And then I tried it. And it really is a pure writing experience. Slugline works off fountain files. Fountain files are modified plain text files. What that means in practice is that you can write a screenplay in any word processing software and, so long as you obey certain rules (speaking character names in capitals, for example), when you drop the text into Slugline, it will format it like a screenplay. Slugline also has a (brilliant) iOS app, so you can use it on the go.
So, even though a lot of the plain text advantage is moot now, the fact that Slugline was designed for it makes it brutally lean. There is no interface to speak of, just an empty page. You can outline in text and your outline will appear on the left hand side of the window and you can use it to jump through your script, but that’s basically it. It doesn’t do anything. When you’re done with the script, you can either use an app called Highland to convert it to Final Draft or PDF or you can import the fountain file into Fade In or similar to output it. There are no bells and whistles at all on this thing. (ADDENDUM: It has been pointed out that Slugline can in fact export to PDF.)
BUT… Just try writing with it! There’s nothing to do but write, it’s completely immersive. I found I got into a flow state with this thing almost immediately and it turned me into a writing machine. As noted earlier, this does tend to result in over-writing and very long scenes which then need to be cut, but it’s just such a joy to feel you’ve been let off the leash.

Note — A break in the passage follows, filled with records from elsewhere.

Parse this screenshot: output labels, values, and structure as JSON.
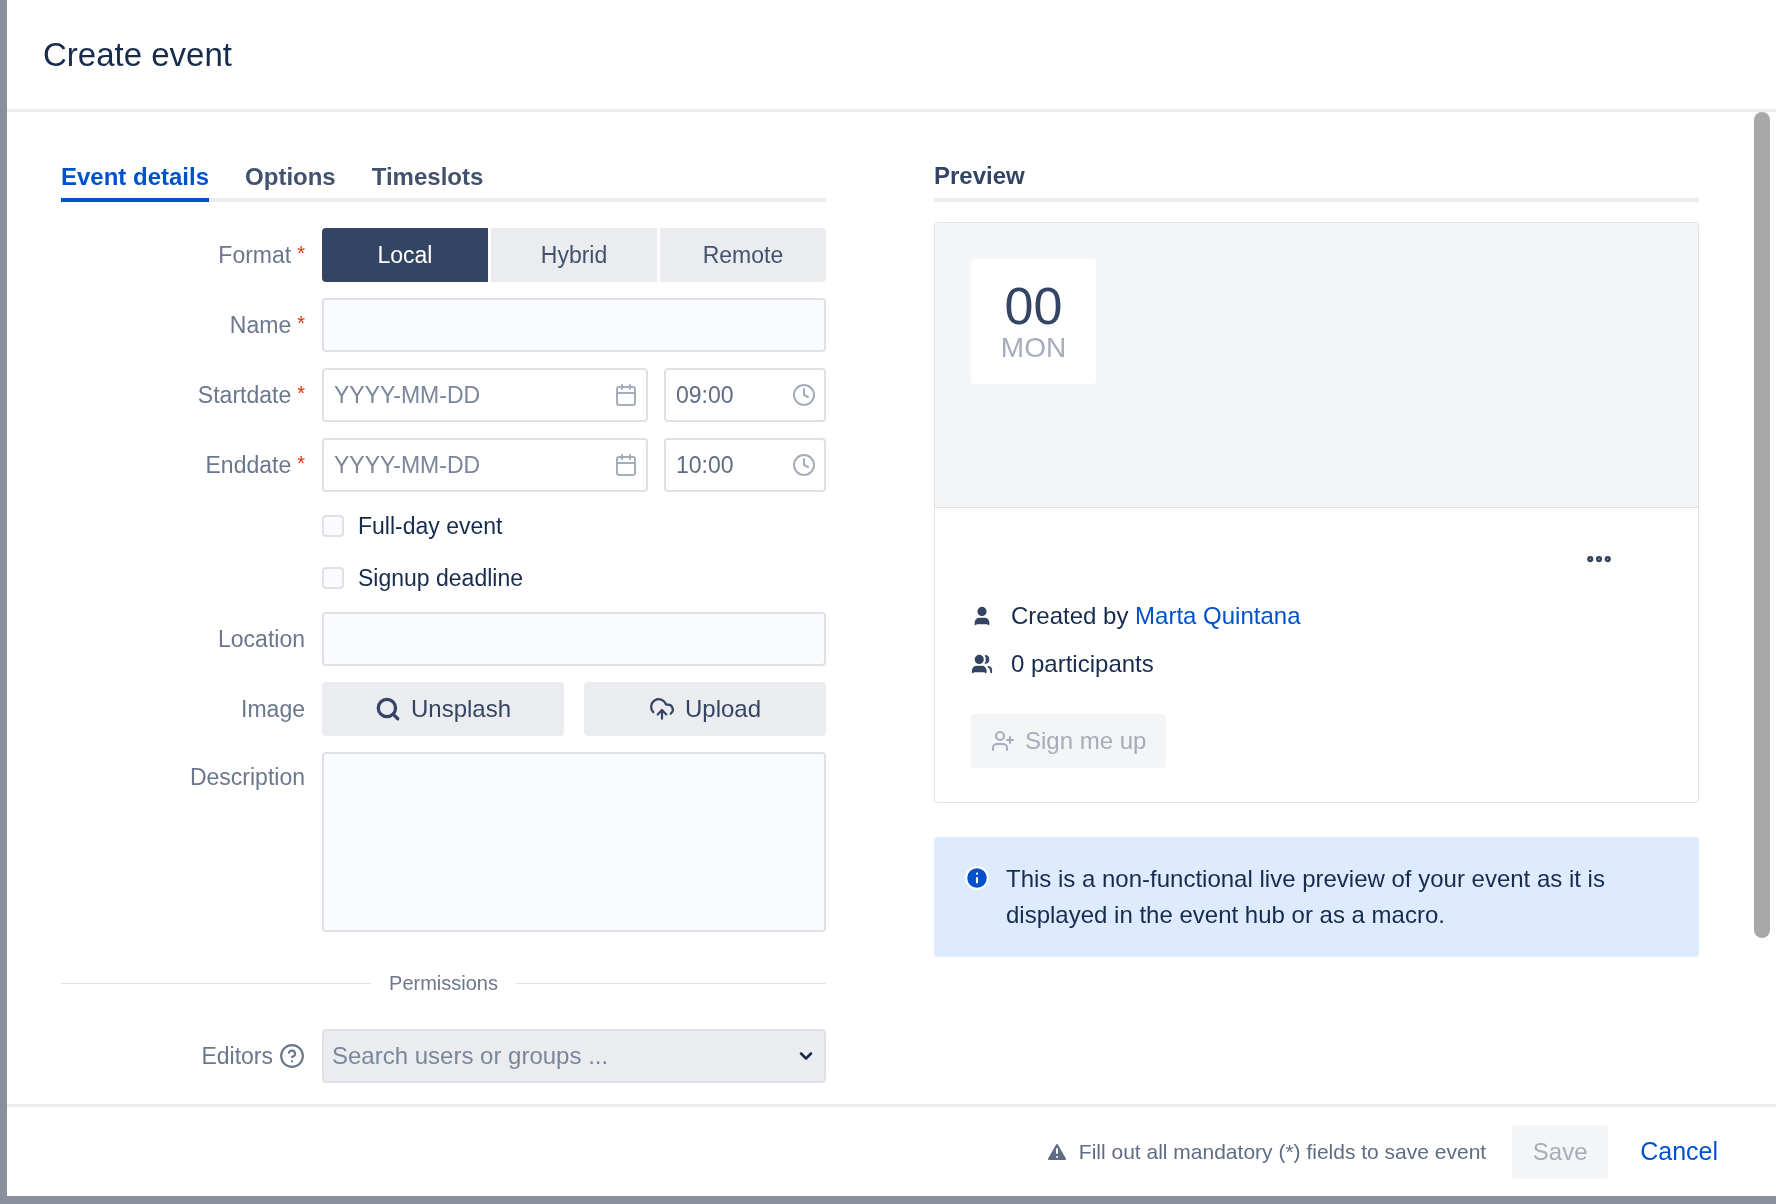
{
  "dialog": {
    "title": "Create event"
  },
  "tabs": [
    {
      "label": "Event details",
      "selected": true
    },
    {
      "label": "Options",
      "selected": false
    },
    {
      "label": "Timeslots",
      "selected": false
    }
  ],
  "form": {
    "format": {
      "label": "Format",
      "required_mark": "*",
      "options": [
        {
          "label": "Local",
          "selected": true
        },
        {
          "label": "Hybrid",
          "selected": false
        },
        {
          "label": "Remote",
          "selected": false
        }
      ]
    },
    "name": {
      "label": "Name",
      "required_mark": "*"
    },
    "startdate": {
      "label": "Startdate",
      "required_mark": "*",
      "date_placeholder": "YYYY-MM-DD",
      "time_value": "09:00"
    },
    "enddate": {
      "label": "Enddate",
      "required_mark": "*",
      "date_placeholder": "YYYY-MM-DD",
      "time_value": "10:00"
    },
    "checkboxes": [
      {
        "label": "Full-day event",
        "checked": false
      },
      {
        "label": "Signup deadline",
        "checked": false
      }
    ],
    "location": {
      "label": "Location"
    },
    "image": {
      "label": "Image",
      "buttons": [
        {
          "kind": "search",
          "label": "Unsplash"
        },
        {
          "kind": "upload",
          "label": "Upload"
        }
      ]
    },
    "description": {
      "label": "Description"
    },
    "permissions_heading": "Permissions",
    "editors": {
      "label": "Editors",
      "placeholder": "Search users or groups ..."
    }
  },
  "preview": {
    "heading": "Preview",
    "day": "00",
    "weekday": "MON",
    "created_by": "Created by",
    "creator": "Marta Quintana",
    "participants": "0 participants",
    "signup_button": {
      "label": "Sign me up",
      "disabled": true
    },
    "info": "This is a non-functional live preview of your event as it is displayed in the event hub or as a macro."
  },
  "footer": {
    "warning": "Fill out all mandatory (*) fields to save event",
    "save": {
      "label": "Save",
      "disabled": true
    },
    "cancel": "Cancel"
  }
}
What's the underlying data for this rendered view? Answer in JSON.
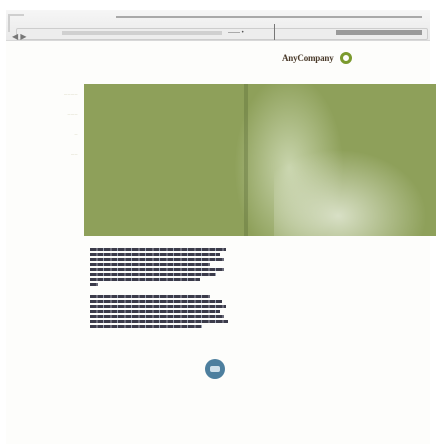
{
  "browser": {
    "back_label": "◀ ▶",
    "middle_label": "—— •"
  },
  "header": {
    "logo_text": "AnyCompany"
  },
  "nav": {
    "items": [
      {
        "label": "————"
      },
      {
        "label": "———"
      },
      {
        "label": "—"
      },
      {
        "label": "——"
      }
    ]
  },
  "colors": {
    "accent": "#7b9a2e",
    "hero_bg": "#8ea05a",
    "button": "#4d7f9e"
  },
  "icons": {
    "logo": "ring-icon",
    "action": "circle-arrow-icon"
  }
}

I’m gutted at the moment that all the projects I’m working on are the kind of things that need to be plotted to the nth degree and therefore aren’t best suited to Slugline (although I’m still nipping into it to write specific scenes). I’m now cooking up an idea for a smaller, more talky film, just so I can use the software end to end.
This is not an app for everyone, but it’s an app I think everyone should try. It’s $39.99 on the app store and the (gorgeous) website is HERE.
Scrivener is my workhorse. I’m writing this very article in Scrivener right now. I used to use it just for outlining and prose but now the screenwriting side has got so good that I use it for almost everything, especially if I’m breaking with traditional formats and using a mix of screenwriting and prose.
I’m going to assume that most of you are more or less familiar with Scrivener because it’s becoming so popular and has been written about so much. I think it’s used less by screenwriters than it is by novelists, academics, journalists and bloggers, but I’m hoping that will change. Nothing outlines like Scrivener, no other app allows you to have all your research documents right there to hand, lets you add notes to scenes which are right there as you’re writing them, provides a cork-board for virtual index cards which allow you to restructure your screenplay non-destructively… The list of benefits goes on and on. You can work on individual snippets or in scenes (depending how you’ve laid out the structure) or you can highlight a bunch of scenes and work on them as a single sequence to really hone something down.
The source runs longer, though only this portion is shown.